The English half of the sign is printed correctly and says, “No entry for heavy goods vehicles. Residential site only.” Clearly enough, the point of the sign is to prohibit truck drivers from entering a residential neighborhood.
Since the sign was posted in Swansea, Wales, the bottom half of the sign is written in Welsh. The translation of the Welsh is, “I am not in the office at the moment. Send any work to be translated.”
It’s not too hard to piece together what happened. The bottom half of the sign was supposed to be a translation of the English. Unfortunately, the person ordering the sign didn’t speak Welsh. When he or she sent it off to be translated, they received a quick response from an email autoresponder explaining that the email’s intended recipient was temporarily away and that they would be back soon — in Welsh.

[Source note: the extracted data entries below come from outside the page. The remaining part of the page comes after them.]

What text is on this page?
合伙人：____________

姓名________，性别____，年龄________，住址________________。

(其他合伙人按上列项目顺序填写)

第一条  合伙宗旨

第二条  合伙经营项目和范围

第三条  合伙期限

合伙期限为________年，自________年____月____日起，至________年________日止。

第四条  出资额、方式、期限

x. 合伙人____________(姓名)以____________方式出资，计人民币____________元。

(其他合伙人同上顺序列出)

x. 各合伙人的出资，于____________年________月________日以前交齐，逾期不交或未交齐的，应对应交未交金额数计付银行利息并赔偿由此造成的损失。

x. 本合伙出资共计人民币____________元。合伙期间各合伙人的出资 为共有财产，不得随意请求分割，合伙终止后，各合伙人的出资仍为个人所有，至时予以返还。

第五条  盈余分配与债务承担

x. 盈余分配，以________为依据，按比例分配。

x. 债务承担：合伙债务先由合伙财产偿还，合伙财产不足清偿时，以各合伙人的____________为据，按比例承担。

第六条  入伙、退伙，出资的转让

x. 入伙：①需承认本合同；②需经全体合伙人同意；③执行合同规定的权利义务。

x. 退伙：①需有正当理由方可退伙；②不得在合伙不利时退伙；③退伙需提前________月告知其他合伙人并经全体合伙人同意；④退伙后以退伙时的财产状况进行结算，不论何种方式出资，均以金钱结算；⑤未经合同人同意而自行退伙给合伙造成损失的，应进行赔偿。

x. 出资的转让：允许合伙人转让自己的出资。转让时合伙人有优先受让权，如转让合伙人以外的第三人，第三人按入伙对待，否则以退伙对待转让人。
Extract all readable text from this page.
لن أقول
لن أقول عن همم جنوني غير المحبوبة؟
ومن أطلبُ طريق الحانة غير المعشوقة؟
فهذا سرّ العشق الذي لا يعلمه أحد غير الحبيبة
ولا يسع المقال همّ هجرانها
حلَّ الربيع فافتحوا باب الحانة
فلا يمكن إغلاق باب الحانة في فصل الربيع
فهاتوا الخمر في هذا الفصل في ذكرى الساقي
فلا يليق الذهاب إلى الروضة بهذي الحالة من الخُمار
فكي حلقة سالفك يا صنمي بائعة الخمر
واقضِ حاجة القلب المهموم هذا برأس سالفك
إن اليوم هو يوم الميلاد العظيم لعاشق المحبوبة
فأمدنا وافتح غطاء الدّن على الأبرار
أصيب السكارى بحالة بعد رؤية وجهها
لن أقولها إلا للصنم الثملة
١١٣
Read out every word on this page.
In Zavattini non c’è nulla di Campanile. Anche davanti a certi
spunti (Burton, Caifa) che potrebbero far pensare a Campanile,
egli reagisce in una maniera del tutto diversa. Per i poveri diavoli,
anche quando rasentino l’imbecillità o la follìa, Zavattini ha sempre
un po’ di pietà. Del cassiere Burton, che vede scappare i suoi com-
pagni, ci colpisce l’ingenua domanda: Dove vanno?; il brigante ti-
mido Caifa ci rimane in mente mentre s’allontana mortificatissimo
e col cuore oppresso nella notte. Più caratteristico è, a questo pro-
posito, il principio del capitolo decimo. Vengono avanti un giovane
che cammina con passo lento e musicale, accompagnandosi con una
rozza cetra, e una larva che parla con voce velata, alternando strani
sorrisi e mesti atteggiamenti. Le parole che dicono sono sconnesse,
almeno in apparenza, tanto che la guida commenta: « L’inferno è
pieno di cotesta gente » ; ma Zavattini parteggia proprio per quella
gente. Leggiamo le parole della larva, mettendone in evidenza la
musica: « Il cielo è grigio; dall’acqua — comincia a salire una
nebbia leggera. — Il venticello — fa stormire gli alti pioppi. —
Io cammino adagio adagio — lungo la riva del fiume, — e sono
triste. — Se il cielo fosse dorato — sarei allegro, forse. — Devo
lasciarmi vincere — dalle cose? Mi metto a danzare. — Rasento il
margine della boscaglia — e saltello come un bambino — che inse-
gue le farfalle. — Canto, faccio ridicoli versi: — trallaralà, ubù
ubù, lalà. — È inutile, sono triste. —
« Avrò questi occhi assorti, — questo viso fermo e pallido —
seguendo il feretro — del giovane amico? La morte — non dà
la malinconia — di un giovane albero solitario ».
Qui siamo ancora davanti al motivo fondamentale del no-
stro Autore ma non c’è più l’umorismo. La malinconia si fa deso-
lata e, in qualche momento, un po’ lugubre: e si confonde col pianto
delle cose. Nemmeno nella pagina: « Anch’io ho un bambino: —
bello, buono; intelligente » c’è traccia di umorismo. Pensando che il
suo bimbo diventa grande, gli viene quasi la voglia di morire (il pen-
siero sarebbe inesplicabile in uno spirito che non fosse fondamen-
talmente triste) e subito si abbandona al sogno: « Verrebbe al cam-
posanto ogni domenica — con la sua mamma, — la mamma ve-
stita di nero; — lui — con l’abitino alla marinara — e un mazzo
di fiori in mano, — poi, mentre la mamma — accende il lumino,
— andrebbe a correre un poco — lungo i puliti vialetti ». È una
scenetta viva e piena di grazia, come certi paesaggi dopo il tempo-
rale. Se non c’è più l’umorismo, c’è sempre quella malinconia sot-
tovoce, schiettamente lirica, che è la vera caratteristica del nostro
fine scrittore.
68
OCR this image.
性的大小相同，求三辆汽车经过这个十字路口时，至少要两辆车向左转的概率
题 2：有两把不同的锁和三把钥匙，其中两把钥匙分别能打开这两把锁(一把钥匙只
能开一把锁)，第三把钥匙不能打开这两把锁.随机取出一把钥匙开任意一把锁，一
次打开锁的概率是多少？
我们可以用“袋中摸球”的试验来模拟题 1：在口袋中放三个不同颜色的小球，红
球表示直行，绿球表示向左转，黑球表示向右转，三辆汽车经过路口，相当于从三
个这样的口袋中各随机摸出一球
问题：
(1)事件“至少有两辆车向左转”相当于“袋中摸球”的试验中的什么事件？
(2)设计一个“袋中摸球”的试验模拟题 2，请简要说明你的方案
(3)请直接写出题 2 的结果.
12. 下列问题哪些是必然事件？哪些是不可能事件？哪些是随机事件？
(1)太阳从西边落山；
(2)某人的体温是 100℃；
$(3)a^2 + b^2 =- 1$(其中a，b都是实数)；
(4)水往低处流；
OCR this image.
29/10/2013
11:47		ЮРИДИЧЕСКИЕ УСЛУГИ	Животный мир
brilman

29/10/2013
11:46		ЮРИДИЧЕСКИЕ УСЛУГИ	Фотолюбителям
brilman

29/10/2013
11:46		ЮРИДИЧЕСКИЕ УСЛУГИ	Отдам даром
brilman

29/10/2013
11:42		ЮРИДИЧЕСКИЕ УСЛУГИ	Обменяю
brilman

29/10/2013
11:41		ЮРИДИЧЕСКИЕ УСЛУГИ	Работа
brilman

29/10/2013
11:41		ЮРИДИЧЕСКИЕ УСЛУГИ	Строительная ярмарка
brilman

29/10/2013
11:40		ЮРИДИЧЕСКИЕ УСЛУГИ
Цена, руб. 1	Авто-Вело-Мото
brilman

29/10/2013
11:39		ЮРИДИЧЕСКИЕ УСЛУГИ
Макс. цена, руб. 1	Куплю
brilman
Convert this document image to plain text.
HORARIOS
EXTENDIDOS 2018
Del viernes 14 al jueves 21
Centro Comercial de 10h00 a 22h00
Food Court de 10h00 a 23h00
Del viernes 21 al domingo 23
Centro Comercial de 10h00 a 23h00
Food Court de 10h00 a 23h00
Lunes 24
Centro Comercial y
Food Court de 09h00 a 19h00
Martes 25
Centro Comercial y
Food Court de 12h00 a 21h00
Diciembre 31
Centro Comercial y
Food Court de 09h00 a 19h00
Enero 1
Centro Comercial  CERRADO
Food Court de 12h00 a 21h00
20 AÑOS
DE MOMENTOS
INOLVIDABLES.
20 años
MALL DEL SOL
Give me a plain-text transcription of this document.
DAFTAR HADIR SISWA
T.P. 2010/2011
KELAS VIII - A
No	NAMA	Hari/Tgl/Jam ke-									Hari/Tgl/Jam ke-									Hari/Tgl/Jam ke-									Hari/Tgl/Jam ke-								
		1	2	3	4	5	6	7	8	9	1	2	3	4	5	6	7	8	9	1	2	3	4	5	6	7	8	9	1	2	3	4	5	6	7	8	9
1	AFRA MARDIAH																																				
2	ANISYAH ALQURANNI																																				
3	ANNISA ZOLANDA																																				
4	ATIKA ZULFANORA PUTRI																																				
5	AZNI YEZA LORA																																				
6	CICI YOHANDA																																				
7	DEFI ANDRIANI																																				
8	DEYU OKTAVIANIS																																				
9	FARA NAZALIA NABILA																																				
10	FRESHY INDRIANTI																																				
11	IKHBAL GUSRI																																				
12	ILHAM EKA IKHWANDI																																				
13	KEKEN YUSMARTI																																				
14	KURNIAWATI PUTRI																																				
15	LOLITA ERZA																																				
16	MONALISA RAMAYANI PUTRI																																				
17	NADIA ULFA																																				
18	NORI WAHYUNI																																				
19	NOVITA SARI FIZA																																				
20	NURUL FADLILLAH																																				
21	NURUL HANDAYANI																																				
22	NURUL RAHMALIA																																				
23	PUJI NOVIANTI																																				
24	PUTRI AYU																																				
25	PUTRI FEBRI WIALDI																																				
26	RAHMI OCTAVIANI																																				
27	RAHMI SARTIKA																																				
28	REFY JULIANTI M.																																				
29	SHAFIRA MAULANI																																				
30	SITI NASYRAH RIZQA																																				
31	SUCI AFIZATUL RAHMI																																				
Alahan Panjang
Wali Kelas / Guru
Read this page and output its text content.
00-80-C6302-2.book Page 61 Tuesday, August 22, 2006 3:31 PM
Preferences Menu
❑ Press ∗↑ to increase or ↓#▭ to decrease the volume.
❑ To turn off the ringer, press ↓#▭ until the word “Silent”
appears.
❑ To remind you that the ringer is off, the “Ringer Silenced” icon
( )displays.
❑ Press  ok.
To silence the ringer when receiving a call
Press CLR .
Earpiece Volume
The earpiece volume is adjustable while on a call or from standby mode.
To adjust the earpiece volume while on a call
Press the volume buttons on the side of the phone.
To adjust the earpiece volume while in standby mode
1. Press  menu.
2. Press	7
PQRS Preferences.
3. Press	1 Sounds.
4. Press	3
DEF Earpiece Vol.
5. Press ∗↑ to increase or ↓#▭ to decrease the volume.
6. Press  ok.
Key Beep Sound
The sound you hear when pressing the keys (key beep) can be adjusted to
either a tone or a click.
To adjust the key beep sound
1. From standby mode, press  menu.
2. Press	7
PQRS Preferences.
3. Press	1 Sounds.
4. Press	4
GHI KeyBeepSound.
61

Unfortunately, the representative of the Swansea council thought that the autoresponse message — which is coincidentally, about the right length — was the translation. And onto the sign it went. The autoresponse system was clearly, and widely, revealed by the blunder.
One thing we can learn from this mishap is simply to be wary of hidden intermediaries. Our communication systems are long and complex; every message passes through dozens of computers with a possibility of error, interception, surveillance, or manipulation at every step. Although the representative of the Swansea council thought they were getting a human translation, they, in fact, never talked to a human at all. Because the Swansea council didn’t expect a computerized autoresponse, they didn’t consider that the response was not sent by the recipient.
Another important lesson, and one also present in the Chinese examples, is that software needs to give users responses in the language they are interacting in to be interpreted correctly. In the translation context where users plan to use, but may not understand, their program’s output, this is often impossible. That’s why when a person has someone, or some system, translate into a language they do not speak, they open themselves up to these types of errors. If a user does not understand the output of a system they are using, they are put completely at the whim of that system. The fact that we usually do understand our technology’s output provides a set of “sanity checks” that can keep this power in check. We are so susceptible to translation errors because these checks are necessarily removed.